Grant "Visual Story": Gesine Danckwart

Gesine Danckwart works in film and theatre internationally as a writer and director, both in repertory and freelance. She develops her own formats, often for public spaces, radio performances, or plays with avatars. In 2011, Danckwart founded the hybrid bar Chez Icke. Using a human avatar tool, she hiked over the Gotthard Pass with broadcaster SRF, and through Beijing with the Goethe-Institut (2018). Those pieces evolved into the multi-media artists collective Chez Company, which mounts projects at the intersection of performance, sound, film, and theatre. Working with the ensemble of the Deutsche Oper Berlin resulted in the essay film The Making of Blond and the interactive children’s film Karaoper (2022).
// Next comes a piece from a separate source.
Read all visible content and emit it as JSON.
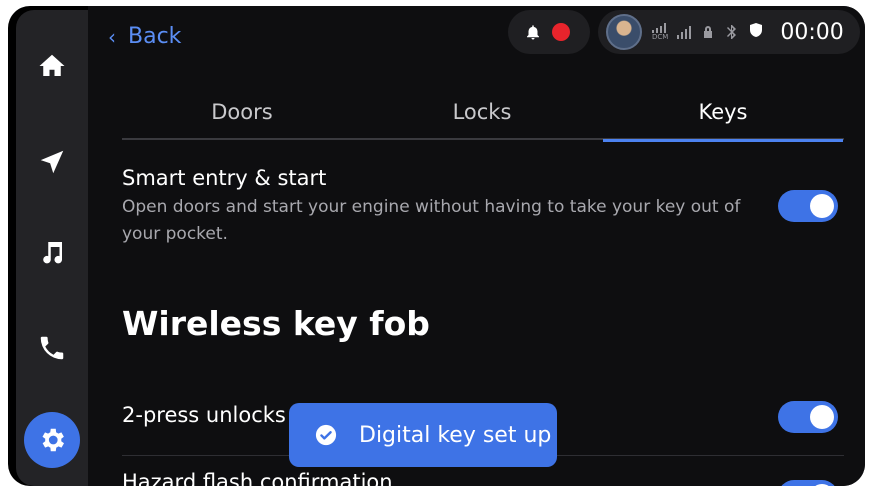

Her writing and her own stage works have been performed at the Thalia theatre in Hamburg, the Schauspielhaus Vienna, Nationaltheater Mannheim, Burgtheater Vienna, Schauspiel Cologne, Hau, Deutsche Oper Berlin, at Expo Shanghai, in Taipei, Alexandria, Sao Paolo, and Johannesburg, among others, turned into radio plays, and translated into more than 15 languages. Danckwart developed the installation “Goldstaub” for the Volkspalast, which she went on to turn into a film in 2019, which screened at the Berliner Festspiele, among other places. Her narrative feature Umdeinleben premiered at the Munich Film Festival.

Gesine Danckwart was born in Schleswig-Holstein, grew up in and around Lübeck, and now lives in Berlin.

Picture © Hanna Lenz

Gesine Danckwart: Herzkammer - Ein Escape-Room für Fortschreitende (Chamber of the Heart – an escape room for progressives)

Short synopsis

Do you do this? Look around in an old building, an apartment, and wonder who lived here, and how? Trying to imagine it. Could it have been me? What was it like back then and what will it be like to imagine a different world.

Writer and director Danckwart plans to use the grant to develop a narrative that takes place in an apartment – over a wide variety of eras. For centuries, the domestic sphere has been the inherent domain of women. It is a world about which we know much less than about the history of the actions of the – powerful – men outside the home.

Extensive research in Lübeck, the site of the action, will be developed into a script that allows the audience to move through the narrative on their own. Using VR, people will be able to move around the room and playfully insert themselves into the story – by picking up an object, reading a letter, discovering a picture, or moving through time.  In this pre-war Lübeck apartment, we will meet women and their daughters and their mothers and their grandmothers when they were still daughters, in war and peace, as they cook, dance, mourn, die, celebrate, with their husbands and guests; chase down crazy images, perspectives, dreams, and finally approach a finale that points the way to a utopian future.

Grant "Theatrical Film Project": Annika Pinkse

Annika Pinske grew up in Frankfurt (Oder). While studying philosophy and literature, she worked for stage director René Pollesch and then as assistant director to Maren Ade (Toni Erdmann). In 2011, she began studying directing at the German Film and Television Academy (DFFB). Her short films have screened at festivals worldwide and garnered a number of awards. Her feature debut Talking About the Weather had its world premiere at the 2022 Berlin International Film Festival. It was nominated for the GWFF Best First Feature Award and the screenplay won the 2023 German Film Prize (the “Lola”). With more than 25,000 tickets sold it was the most successful debut film at German cinemas in 2022.

Picture © Hanna Lenz

Annika Pinske: Im Fluss (River Flux)

Short synopsis

On a cruise down the Danube, between ice cream creations, the captain’s dinner, and the usual tourist attractions in Vienna, Budapest, and Bratislava, passenger Else (84) meets Captain Niko (41). A tender friendship develops between the two opposite characters. The closer Else gets to her old home on the Black Sea, the greater her doubts about the life she lives and her role as a woman. She begins to disrupt the shipboard routines, to question first societal conventions, and then herself; her search for freedom takes on an ever more radical nature. Meanwhile, Niko’s façade of male identity begins to develop cracks. He desperately tries to supress the issues of blame, truth, and his own sorrow until he ends up, bleeding, dancing in the ship’s Panorama lounge. A film about motherhood, masculinity, home, and the (im)possibility of ever becoming somebody completely different.